Wonder Woman will get a new look in the upcoming Justice League: War animated feature film, while artist Yanick Paquette teased a new look for the heroine in the upcoming Wonder Woman: The Trial of Diana Prince original graphic novel.
And, predictably, nobody's too happy about it because...well, fans tend not to be happy whenever anything changes, but particularly as it pertains to female superheroes, any attempt to make their costumes more practical and to put them more in line with what their male counterparts wear is tagged by detractors as "politically correct."
DC tried to give Wonder Woman pants when they relaunched their universe two years ago, and fan response was so vitriolic that the plan got scrapped, leaving her once again bare-legged. Not surprisingly, many self-described feminists, who had been excited by the prospect of DC's most recognizable female hero wearing something more practical into battle, didn't take the reversion well, proving that you can't possibly please everyone.
Here's the thing, though; as comic books from the Big Two become more and more bound to their big-screen counterparts and no female superhero has yet managed to get a solo movie since the disastrous outings for Elektra and Catwoman, we have to wonder if the look of female superheroes are a liability to their overall marketability.

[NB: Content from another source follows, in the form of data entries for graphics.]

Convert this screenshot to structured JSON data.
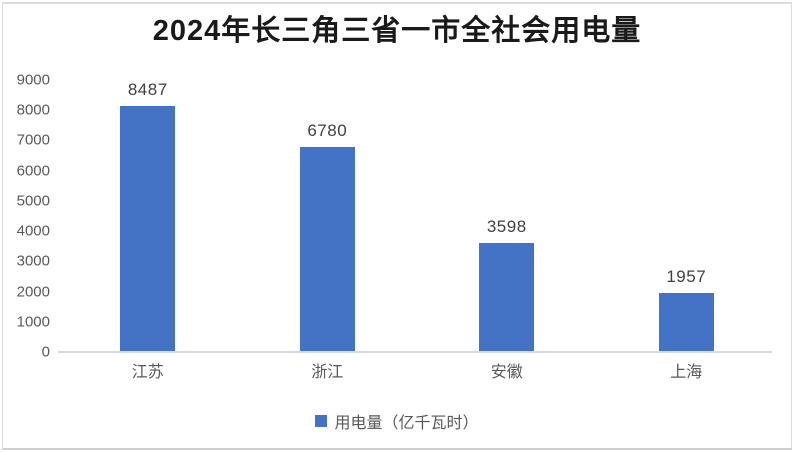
{
  "chart_data": {
    "type": "bar",
    "title": "2024年长三角三省一市全社会用电量",
    "categories": [
      "江苏",
      "浙江",
      "安徽",
      "上海"
    ],
    "values": [
      8487,
      6780,
      3598,
      1957
    ],
    "series": [
      {
        "name": "用电量（亿千瓦时）",
        "values": [
          8487,
          6780,
          3598,
          1957
        ]
      }
    ],
    "xlabel": "",
    "ylabel": "",
    "ylim": [
      0,
      9000
    ],
    "yticks": [
      9000,
      8000,
      7000,
      6000,
      5000,
      4000,
      3000,
      2000,
      1000,
      0
    ],
    "grid": false,
    "legend_position": "bottom"
  },
  "legend": {
    "label": "用电量（亿千瓦时）"
  },
  "colors": {
    "bar": "#4472C4",
    "axis_line": "#d9d9d9",
    "tick_text": "#595959",
    "value_label": "#404040",
    "title_text": "#1a1a1a"
  }
}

As superhero costumes become more functional in the movies and realism takes precedence over fidelity to the source material, is it more difficult to make superheroine movies where the lead wears hilariously impractical clothing pretty much all the time?

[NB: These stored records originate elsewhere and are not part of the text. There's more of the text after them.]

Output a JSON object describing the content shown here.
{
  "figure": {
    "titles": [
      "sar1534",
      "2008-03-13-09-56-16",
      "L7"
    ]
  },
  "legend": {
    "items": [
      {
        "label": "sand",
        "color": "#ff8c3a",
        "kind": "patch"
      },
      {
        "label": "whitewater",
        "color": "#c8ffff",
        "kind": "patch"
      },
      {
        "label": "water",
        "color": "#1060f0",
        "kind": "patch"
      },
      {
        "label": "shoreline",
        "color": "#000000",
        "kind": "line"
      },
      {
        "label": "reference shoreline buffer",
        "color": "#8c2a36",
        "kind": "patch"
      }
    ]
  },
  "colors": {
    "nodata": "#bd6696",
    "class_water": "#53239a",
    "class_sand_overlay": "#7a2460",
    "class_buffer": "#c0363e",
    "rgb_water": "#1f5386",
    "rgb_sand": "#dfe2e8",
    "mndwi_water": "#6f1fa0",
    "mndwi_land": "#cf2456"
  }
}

There are a lot of issues facing female characters, including a perceived lack of marketability, both of films with female leads in general and in specific with comic book movies which are aimed squarely at young men. You've got characters who have not generally had long runs of great comics to fall back on in the same way that the top male heroes do. But the discernible outrage fans have to every tiny tweak made to Wonder Woman's costume makes it easy to see why the character would have a hard time getting beyond even the concept art stage.